Tag Archives: experimentation

Stop Boxing

Ralph Waldo Emerson om experience

When I’m working playfully in my squareONE transformative learning mode, I’m always doing a version of the following experiment, here defined as its hypothesis:

Given experiential engagement of a novel process and its novel set of data, the learner will be moved to discover insights as a matter of his or her exploration within the field of this unusual process and its unique data.

There is a ‘meta’ hypothesis, surrounding this too: that such insights are not easily derived from other “non-novel” varieties of engaged learning.

My hypothesis has been proved in one-on-one work just about every time; maybe 90% of the time. In groups, where the facilitator–me–cannot apply experienced guidance evenly, the successful demonstration of the validity of the hypothesis approaches 50%. I’d estimate in groups of six or less, the success rate is around 75%.

What is being proved is that novelty is a powerful source for transformative learning. There is a third instance of novelty: the learner’s approach. I understand this to be the learner’s ability to move beyond their most naturally familiar and often habitual approach.

My guidance is fit to the challenge of gently compelling the learner’s shifting their approach to a novel one. I could go on and on about the various obstacles in the way between a learner’s familiar approach and something innovative. Likewise I could describe the facilitator’s skills!

I’ve learned a lot about what characterizes the elite learner in this kind of process. These kinds of learners combine, in different measures, the qualities of openness, playfulness, creativity, and, its clear to me such learners often have some prior experience with inhabiting a different perspective.

As well, negotiating innovative approaches can seem to be easeful where the learner possesses a deep, personal culture. The consequential effect of this is that the learner has some prior experience with, and has practiced their own flexible, (third order,) capabilities. Another way to describe these kinds of capabilities is to say the adept exploratory learner uses a practiced, diverse, repertoire able to be used to explore in novel ways a novel process and its novel data.

In my ‘soft’ theorizing, from observing such learners, it is apparent they can bring to bear on experiential learning what I term, g>a doubled-double loop learning; (the third order referenced above.) This is a style of engagement in which a third, or meta order, comes into play. Not only can the learner re-adapt their approach in the real time circumstance of the process, the learner also can navigate a variety of means for doing this, so, the adaptation found in the so-called double loop is itself subject to a further selection from an overarching ‘meta-loop,’ or, in my terms, diverse repertoire.

An example of this is when the learner uses symbolic data discovered in the novel data set to modify their approach to the data.
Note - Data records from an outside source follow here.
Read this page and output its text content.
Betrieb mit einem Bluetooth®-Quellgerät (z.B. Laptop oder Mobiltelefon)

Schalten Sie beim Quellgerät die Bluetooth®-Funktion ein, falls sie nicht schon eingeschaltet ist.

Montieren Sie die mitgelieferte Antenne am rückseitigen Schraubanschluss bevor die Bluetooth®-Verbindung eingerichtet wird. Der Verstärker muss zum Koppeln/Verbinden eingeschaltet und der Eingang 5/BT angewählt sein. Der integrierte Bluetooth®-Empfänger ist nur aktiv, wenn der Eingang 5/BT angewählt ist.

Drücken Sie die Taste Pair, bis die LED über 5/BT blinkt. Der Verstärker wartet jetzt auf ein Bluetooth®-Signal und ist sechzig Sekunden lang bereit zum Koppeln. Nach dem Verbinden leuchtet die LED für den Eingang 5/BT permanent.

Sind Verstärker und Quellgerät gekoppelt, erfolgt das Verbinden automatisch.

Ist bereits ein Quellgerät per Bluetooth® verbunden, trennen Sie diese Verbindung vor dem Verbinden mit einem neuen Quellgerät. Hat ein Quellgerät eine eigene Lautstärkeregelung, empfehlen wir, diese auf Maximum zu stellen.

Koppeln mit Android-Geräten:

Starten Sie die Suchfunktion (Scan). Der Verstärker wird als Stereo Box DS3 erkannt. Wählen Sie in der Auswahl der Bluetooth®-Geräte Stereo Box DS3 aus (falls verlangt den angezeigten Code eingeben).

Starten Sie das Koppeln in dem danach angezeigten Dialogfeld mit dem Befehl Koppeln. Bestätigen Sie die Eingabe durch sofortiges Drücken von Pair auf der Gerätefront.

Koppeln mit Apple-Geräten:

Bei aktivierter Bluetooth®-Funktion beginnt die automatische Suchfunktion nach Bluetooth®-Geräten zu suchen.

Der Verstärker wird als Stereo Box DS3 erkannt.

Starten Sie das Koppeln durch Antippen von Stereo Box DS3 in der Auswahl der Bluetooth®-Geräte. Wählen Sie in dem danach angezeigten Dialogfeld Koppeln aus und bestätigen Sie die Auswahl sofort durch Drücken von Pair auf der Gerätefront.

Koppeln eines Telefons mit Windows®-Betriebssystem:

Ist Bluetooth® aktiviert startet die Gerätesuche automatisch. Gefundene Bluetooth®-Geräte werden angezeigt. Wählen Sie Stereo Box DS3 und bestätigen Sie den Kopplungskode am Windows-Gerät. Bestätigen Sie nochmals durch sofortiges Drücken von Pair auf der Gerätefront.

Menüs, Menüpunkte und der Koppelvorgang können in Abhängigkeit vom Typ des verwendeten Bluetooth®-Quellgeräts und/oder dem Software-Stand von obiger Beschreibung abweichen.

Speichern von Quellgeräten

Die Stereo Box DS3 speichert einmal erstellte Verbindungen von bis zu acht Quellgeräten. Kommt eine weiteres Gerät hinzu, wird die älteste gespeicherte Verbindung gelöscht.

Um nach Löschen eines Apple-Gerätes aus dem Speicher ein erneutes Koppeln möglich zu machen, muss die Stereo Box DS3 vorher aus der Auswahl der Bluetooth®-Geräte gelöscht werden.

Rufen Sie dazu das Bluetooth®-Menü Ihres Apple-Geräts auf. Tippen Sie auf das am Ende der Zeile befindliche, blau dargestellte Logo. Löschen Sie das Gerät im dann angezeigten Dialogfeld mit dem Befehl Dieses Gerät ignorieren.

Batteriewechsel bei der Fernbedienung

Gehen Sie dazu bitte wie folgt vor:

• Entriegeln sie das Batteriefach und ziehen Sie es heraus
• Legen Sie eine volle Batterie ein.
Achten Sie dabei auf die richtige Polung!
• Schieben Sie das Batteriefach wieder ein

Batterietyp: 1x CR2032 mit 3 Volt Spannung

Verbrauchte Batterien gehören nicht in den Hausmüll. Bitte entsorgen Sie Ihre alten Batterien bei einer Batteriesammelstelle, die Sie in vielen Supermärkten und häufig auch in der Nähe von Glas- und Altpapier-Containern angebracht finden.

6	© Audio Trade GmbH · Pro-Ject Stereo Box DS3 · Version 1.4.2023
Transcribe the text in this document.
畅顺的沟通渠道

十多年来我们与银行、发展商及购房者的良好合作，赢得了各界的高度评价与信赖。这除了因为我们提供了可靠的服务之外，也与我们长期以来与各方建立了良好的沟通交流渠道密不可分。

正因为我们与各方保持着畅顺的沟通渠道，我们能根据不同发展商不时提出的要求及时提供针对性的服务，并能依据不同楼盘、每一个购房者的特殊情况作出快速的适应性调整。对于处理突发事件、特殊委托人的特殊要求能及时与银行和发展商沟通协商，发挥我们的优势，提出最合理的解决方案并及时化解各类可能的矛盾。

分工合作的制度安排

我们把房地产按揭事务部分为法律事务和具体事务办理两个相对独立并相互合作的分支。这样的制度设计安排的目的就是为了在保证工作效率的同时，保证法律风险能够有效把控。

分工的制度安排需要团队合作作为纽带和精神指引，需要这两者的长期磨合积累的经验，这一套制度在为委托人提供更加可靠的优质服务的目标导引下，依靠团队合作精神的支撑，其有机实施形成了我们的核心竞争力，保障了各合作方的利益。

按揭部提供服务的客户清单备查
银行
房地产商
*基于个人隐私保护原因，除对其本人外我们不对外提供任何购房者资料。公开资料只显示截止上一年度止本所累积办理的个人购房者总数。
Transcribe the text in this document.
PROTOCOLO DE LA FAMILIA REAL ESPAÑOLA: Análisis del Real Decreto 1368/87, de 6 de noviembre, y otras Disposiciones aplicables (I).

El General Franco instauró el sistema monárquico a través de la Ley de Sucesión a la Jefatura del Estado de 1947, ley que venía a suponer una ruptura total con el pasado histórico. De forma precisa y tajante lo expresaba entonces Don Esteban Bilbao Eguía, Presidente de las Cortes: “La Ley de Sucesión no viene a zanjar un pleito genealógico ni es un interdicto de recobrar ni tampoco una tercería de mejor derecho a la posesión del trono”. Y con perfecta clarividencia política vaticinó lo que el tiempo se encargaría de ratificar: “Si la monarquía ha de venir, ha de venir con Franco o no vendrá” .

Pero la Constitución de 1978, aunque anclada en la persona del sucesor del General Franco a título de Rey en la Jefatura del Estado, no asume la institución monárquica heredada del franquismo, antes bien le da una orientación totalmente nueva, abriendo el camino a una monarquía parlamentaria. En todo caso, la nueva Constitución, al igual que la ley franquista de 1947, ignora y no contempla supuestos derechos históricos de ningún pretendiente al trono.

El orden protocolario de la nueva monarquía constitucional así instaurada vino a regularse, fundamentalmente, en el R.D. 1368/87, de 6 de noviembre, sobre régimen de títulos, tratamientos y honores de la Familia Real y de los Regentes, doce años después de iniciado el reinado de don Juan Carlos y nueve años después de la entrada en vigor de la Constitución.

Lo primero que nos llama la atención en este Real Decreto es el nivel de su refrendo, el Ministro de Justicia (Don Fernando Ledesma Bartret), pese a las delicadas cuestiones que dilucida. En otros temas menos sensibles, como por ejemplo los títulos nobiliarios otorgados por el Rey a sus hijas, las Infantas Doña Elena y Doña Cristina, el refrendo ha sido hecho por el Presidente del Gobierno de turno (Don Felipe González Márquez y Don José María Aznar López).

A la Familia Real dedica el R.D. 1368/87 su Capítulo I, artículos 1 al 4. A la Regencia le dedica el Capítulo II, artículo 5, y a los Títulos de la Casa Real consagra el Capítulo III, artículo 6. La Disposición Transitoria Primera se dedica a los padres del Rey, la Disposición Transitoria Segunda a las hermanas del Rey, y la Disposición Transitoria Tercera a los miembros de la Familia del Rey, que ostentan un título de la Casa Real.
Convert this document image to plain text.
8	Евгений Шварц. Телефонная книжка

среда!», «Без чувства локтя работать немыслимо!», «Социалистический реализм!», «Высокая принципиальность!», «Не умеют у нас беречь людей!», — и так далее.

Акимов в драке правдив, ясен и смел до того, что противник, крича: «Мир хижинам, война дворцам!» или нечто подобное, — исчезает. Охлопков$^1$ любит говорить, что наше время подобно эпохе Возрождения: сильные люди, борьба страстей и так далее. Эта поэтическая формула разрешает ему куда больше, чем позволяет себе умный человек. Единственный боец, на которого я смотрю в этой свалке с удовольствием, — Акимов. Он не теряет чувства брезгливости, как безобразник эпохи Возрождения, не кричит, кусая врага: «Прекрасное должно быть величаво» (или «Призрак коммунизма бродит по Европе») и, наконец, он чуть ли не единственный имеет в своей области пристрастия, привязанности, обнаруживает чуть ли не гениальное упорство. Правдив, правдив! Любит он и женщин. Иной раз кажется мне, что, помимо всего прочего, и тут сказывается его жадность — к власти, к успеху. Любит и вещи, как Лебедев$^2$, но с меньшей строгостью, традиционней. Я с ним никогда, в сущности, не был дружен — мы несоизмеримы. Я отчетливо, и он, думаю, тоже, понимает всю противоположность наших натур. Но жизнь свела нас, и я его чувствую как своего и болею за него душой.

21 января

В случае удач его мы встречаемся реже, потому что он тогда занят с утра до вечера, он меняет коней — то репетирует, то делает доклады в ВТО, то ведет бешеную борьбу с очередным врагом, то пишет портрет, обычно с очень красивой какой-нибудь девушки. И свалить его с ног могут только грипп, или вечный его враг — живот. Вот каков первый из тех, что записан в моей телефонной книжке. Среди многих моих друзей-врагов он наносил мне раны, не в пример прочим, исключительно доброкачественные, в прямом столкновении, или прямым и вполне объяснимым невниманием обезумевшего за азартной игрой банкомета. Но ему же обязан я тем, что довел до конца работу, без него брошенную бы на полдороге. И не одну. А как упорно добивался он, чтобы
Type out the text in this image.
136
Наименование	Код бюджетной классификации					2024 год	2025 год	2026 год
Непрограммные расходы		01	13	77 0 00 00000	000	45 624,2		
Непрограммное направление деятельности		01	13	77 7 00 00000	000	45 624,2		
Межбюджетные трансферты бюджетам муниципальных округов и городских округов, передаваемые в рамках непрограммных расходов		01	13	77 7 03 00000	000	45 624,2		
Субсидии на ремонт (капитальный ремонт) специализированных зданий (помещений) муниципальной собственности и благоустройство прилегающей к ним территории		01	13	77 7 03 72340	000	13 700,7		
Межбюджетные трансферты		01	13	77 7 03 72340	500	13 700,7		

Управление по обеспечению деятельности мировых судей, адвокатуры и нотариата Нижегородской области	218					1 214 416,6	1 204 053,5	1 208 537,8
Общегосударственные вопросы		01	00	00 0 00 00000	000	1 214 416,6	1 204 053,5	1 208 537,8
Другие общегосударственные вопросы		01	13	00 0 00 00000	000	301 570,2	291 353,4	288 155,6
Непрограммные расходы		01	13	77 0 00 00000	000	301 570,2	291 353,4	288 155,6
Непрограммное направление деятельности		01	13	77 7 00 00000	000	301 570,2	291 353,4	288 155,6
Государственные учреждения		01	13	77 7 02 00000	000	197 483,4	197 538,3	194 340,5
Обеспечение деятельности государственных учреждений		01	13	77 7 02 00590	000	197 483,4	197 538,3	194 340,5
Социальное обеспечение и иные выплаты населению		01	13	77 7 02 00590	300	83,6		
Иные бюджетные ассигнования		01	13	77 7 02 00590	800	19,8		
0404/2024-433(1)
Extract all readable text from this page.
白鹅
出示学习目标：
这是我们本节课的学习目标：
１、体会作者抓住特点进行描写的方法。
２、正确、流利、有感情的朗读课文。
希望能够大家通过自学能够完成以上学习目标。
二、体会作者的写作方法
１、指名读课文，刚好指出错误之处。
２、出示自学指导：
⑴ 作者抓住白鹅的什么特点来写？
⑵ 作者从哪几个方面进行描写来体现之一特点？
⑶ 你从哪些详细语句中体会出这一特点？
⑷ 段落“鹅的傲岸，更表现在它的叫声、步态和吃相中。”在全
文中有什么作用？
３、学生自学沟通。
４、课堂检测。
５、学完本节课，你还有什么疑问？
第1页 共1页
This secondary data is used to alter their scheme in manipulating, etc., the primary data.

It is possible to point out, or cue, some of these possibilities to less practiced learners. This move goes like this: instead of suggesting ‘Have you ever looked at this other way?’ the suggestion is, “Have you ever looked at how you look, when you’re looking to look, at it another way?” But, this is would be a very unusual move for me to make. (I do not risk pulling the learner into my world, so-to-speak.)

From my perspective, the point is not to get outside the box, it’s to get outside of boxes.